Quel syndicalisme ?
Depuis des années, toutes les organisations syndicales se réclament d’un syndicalisme « de proposition », un syndicalisme « plus positif ». Au premier abord ça semble être idée séduisante : négocier de bonne foi, éviter la confrontation, ça semble plein de bon sens… Un syndicalisme « moderne » qui cherche à obtenir un règlement des conventions et des problèmes en cours de convention par une forme de « partenariat » avec le gouvernement et le patronat en évitant la confrontation associée un syndicalisme dit « de combat » qui serait dépassé en ce 21e siècle.
« Retirez le droit de grève aux syndicats et ils deviennent une institution parmi beaucoup d’autres au service du capitalisme »Pierre-Elliot Trudeau 1956 (avant qu’il devienne…. un autre !
Éviter les conflits éviter les grèves, personne ne peut être contre, cela mais la grève reste un moyen de pression essentiel. Ce droit de grève est presqu’inexistant dans le secteur de la santé avec les services essentiels. Dans les autres secteurs publics il est soumis à la menace d’un décret ou d’une loi spéciale, menace qui s’étend même au secteur privé comme on vient de le voir dans le secteur de la construction.
C’est ce constat qui a conduit les organisations syndicales à organiser au printemps 2014 une journée de réflexion pour des milliers de militantes et de militants sur le thème de « la grève ». Que reste-t-il du droit de grève ? La grève est-elle encore une avenue ? L’intervention la plus marquante de cette journée a été celle du professeur Jacques Rouillard qui avait un message clair pour les milliers de syndiqués :
1- Les organisations syndicales ne peuvent plus espérer dans notre monde néolibéral pouvoir développer une forme de « partenariat » avec le patronat et le gouvernement.2- Au cours de leur histoire, les syndicats n’ont fait des progrès marquants que lorsqu’ils ont confronté le patronat et défié les lois antisyndicales.

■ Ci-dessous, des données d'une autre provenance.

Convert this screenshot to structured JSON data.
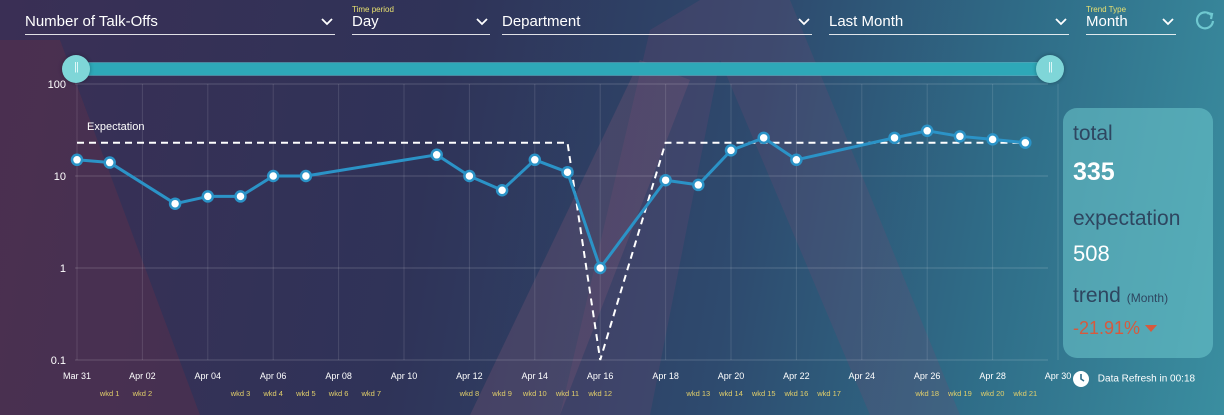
{
  "topbar": {
    "metric": "Number of Talk-Offs",
    "time_period_caption": "Time period",
    "time_period": "Day",
    "department": "Department",
    "range": "Last Month",
    "trend_type_caption": "Trend Type",
    "trend_type": "Month"
  },
  "stats": {
    "total_label": "total",
    "total_value": "335",
    "expectation_label": "expectation",
    "expectation_value": "508",
    "trend_label": "trend",
    "trend_sub": "(Month)",
    "trend_value": "-21.91%",
    "trend_color": "#d65a3e"
  },
  "refresh_note": "Data Refresh in 00:18",
  "colors": {
    "line": "#2b93c7",
    "expectation": "#ffffff",
    "week_label": "#e2cf6a"
  },
  "chart_data": {
    "type": "line",
    "y_scale": "log",
    "ylim": [
      0.1,
      100
    ],
    "y_ticks": [
      "0.1",
      "1",
      "10",
      "100"
    ],
    "x_ticks": [
      "Mar 31",
      "Apr 02",
      "Apr 04",
      "Apr 06",
      "Apr 08",
      "Apr 10",
      "Apr 12",
      "Apr 14",
      "Apr 16",
      "Apr 18",
      "Apr 20",
      "Apr 22",
      "Apr 24",
      "Apr 26",
      "Apr 28",
      "Apr 30"
    ],
    "week_labels": [
      {
        "date": "Apr 01",
        "label": "wkd 1"
      },
      {
        "date": "Apr 02",
        "label": "wkd 2"
      },
      {
        "date": "Apr 05",
        "label": "wkd 3"
      },
      {
        "date": "Apr 06",
        "label": "wkd 4"
      },
      {
        "date": "Apr 07",
        "label": "wkd 5"
      },
      {
        "date": "Apr 08",
        "label": "wkd 6"
      },
      {
        "date": "Apr 09",
        "label": "wkd 7"
      },
      {
        "date": "Apr 12",
        "label": "wkd 8"
      },
      {
        "date": "Apr 13",
        "label": "wkd 9"
      },
      {
        "date": "Apr 14",
        "label": "wkd 10"
      },
      {
        "date": "Apr 15",
        "label": "wkd 11"
      },
      {
        "date": "Apr 16",
        "label": "wkd 12"
      },
      {
        "date": "Apr 19",
        "label": "wkd 13"
      },
      {
        "date": "Apr 20",
        "label": "wkd 14"
      },
      {
        "date": "Apr 21",
        "label": "wkd 15"
      },
      {
        "date": "Apr 22",
        "label": "wkd 16"
      },
      {
        "date": "Apr 23",
        "label": "wkd 17"
      },
      {
        "date": "Apr 26",
        "label": "wkd 18"
      },
      {
        "date": "Apr 27",
        "label": "wkd 19"
      },
      {
        "date": "Apr 28",
        "label": "wkd 20"
      },
      {
        "date": "Apr 29",
        "label": "wkd 21"
      }
    ],
    "series": [
      {
        "values": [
          {
            "x": "Mar 31",
            "y": 15
          },
          {
            "x": "Apr 01",
            "y": 14
          },
          {
            "x": "Apr 03",
            "y": 5
          },
          {
            "x": "Apr 04",
            "y": 6
          },
          {
            "x": "Apr 05",
            "y": 6
          },
          {
            "x": "Apr 06",
            "y": 10
          },
          {
            "x": "Apr 07",
            "y": 10
          },
          {
            "x": "Apr 11",
            "y": 17
          },
          {
            "x": "Apr 12",
            "y": 10
          },
          {
            "x": "Apr 13",
            "y": 7
          },
          {
            "x": "Apr 14",
            "y": 15
          },
          {
            "x": "Apr 15",
            "y": 11
          },
          {
            "x": "Apr 16",
            "y": 1
          },
          {
            "x": "Apr 18",
            "y": 9
          },
          {
            "x": "Apr 19",
            "y": 8
          },
          {
            "x": "Apr 20",
            "y": 19
          },
          {
            "x": "Apr 21",
            "y": 26
          },
          {
            "x": "Apr 22",
            "y": 15
          },
          {
            "x": "Apr 25",
            "y": 26
          },
          {
            "x": "Apr 26",
            "y": 31
          },
          {
            "x": "Apr 27",
            "y": 27
          },
          {
            "x": "Apr 28",
            "y": 25
          },
          {
            "x": "Apr 29",
            "y": 23
          }
        ]
      },
      {
        "name": "Expectation",
        "style": "dashed",
        "values": [
          {
            "x": "Mar 31",
            "y": 23
          },
          {
            "x": "Apr 15",
            "y": 23
          },
          {
            "x": "Apr 16",
            "y": 0.1
          },
          {
            "x": "Apr 18",
            "y": 23
          },
          {
            "x": "Apr 29",
            "y": 23
          }
        ]
      }
    ]
  }
}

Sur le concept de partenariat le professeur a simplement rappelé que « pour être des partenaires il faut être deux », or, dans l’état actuel des choses, « si les syndicats veulent s’asseoir, ils seront seuls à la table il n’y aura personne pour s’asseoir face à eux ». Pourquoi ? Parce que dans notre monde néolibéral, les entreprises magasinent la main-d’œuvre la moins chère avec le moins de droits syndicaux n’importe ou dans le monde, là ou ils paient le moins d’impôts et où il y a le moins de charge sociales. Globalement, les entreprises privées n’ont plus besoin de garantir la paix industrielle elles peuvent juste déménager.
Pour ce qui est d’un concept de « partenariat » dans le secteur public avec un gouvernement de droite [1] c’est de la purification. On le voit partout et pas seulement au Québec, les gouvernements de droite mènent une offensive générale contre les services publics, pour la privatisation de la santé, de l’éducation, des services publics en général (voirie, transport, etc…). Les gouvernements de droite décrètent, cassent les grèves, brisent les droits syndicaux, font reculer les conditions de travail, les salaires, les retraites, etc,.. De quels partenaires parlons-nous au juste ?

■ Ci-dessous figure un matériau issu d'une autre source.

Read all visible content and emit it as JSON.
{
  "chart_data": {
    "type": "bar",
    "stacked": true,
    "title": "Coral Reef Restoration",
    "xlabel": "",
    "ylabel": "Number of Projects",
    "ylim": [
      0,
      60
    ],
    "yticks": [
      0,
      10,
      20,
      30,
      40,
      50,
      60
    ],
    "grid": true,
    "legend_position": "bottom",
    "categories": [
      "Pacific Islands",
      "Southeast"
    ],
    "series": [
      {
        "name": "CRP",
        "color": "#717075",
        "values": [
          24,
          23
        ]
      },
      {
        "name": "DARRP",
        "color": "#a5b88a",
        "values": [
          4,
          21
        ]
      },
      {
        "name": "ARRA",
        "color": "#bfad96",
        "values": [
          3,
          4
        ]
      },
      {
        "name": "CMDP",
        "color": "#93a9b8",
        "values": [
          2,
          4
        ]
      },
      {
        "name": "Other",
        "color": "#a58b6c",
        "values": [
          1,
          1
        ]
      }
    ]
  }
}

Lorsque vient le temps de négocier les syndicats et les mouvements sociaux ont des tonnes des bons arguments pour protéger les droits des travailleuses/travailleurs ainsi que les services publics. Les privatisations coûtent plus cher aux contribuables que le service public, l’éducation ça coûte moins cher que l’ignorance, la santé publique ça coûte 10 fois moins cher que la santé privée, les PPP vont nous ruiner…

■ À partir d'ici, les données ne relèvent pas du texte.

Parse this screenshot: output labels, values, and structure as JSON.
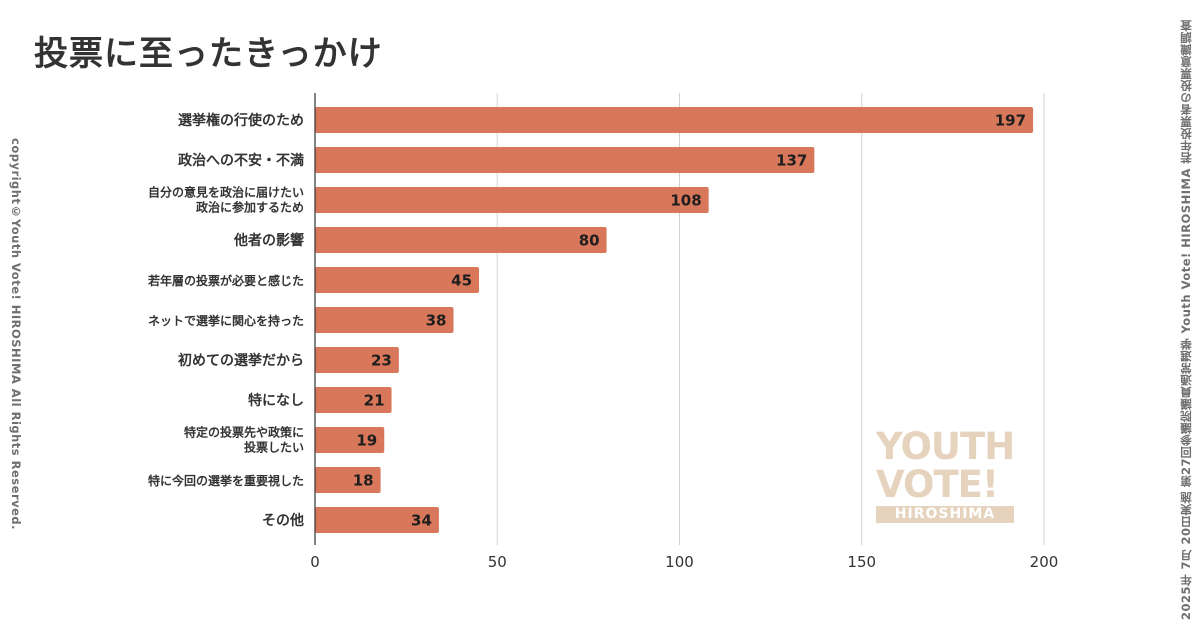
{
  "header": {
    "title": "投票に至ったきっかけ"
  },
  "side": {
    "left": "copyright©Youth Vote! HIROSHIMA  All Rights Reserved.",
    "right": "2025年 7月 20日実施  第27回参議院議員通常選挙  Youth Vote! HIROSHIMA 若年投票者の投票意識調査"
  },
  "logo": {
    "line1": "YOUTH",
    "line2": "VOTE!",
    "line3": "HIROSHIMA"
  },
  "colors": {
    "bar": "#d9775b",
    "grid": "#d0d0d0",
    "axis": "#333333",
    "logo": "#e6d3bd"
  },
  "chart_data": {
    "type": "bar",
    "orientation": "horizontal",
    "title": "投票に至ったきっかけ",
    "categories": [
      [
        "選挙権の行使のため"
      ],
      [
        "政治への不安・不満"
      ],
      [
        "自分の意見を政治に届けたい",
        "政治に参加するため"
      ],
      [
        "他者の影響"
      ],
      [
        "若年層の投票が必要と感じた"
      ],
      [
        "ネットで選挙に関心を持った"
      ],
      [
        "初めての選挙だから"
      ],
      [
        "特になし"
      ],
      [
        "特定の投票先や政策に",
        "投票したい"
      ],
      [
        "特に今回の選挙を重要視した"
      ],
      [
        "その他"
      ]
    ],
    "values": [
      197,
      137,
      108,
      80,
      45,
      38,
      23,
      21,
      19,
      18,
      34
    ],
    "xlim": [
      0,
      200
    ],
    "xticks": [
      0,
      50,
      100,
      150,
      200
    ],
    "grid": true
  }
}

Ce n’est pas la pauvreté de nos arguments qui fait qu’on ne réussit pas à convaincre mais, comme le disait si bien un ancien président de la CSN Marcel Pépin : « dans notre domaine, il ne suffit pas d’avoir raison encore faut-il avoir la force d’avoir raison… »
Avoir la force d’avoir raison…
Avoir la force d’avoir raison ça veut dire la mobilisation et ultimement une confrontation de laquelle on peut sortir gagnant parce qu’on a construit notre rapport de force. Ça c’était le message du professeur Rouillard. Le professeur a été très clair on ne peut pas confronter le rouleau compresseur des politiques de droite sans engager un combat et défier certaines lois.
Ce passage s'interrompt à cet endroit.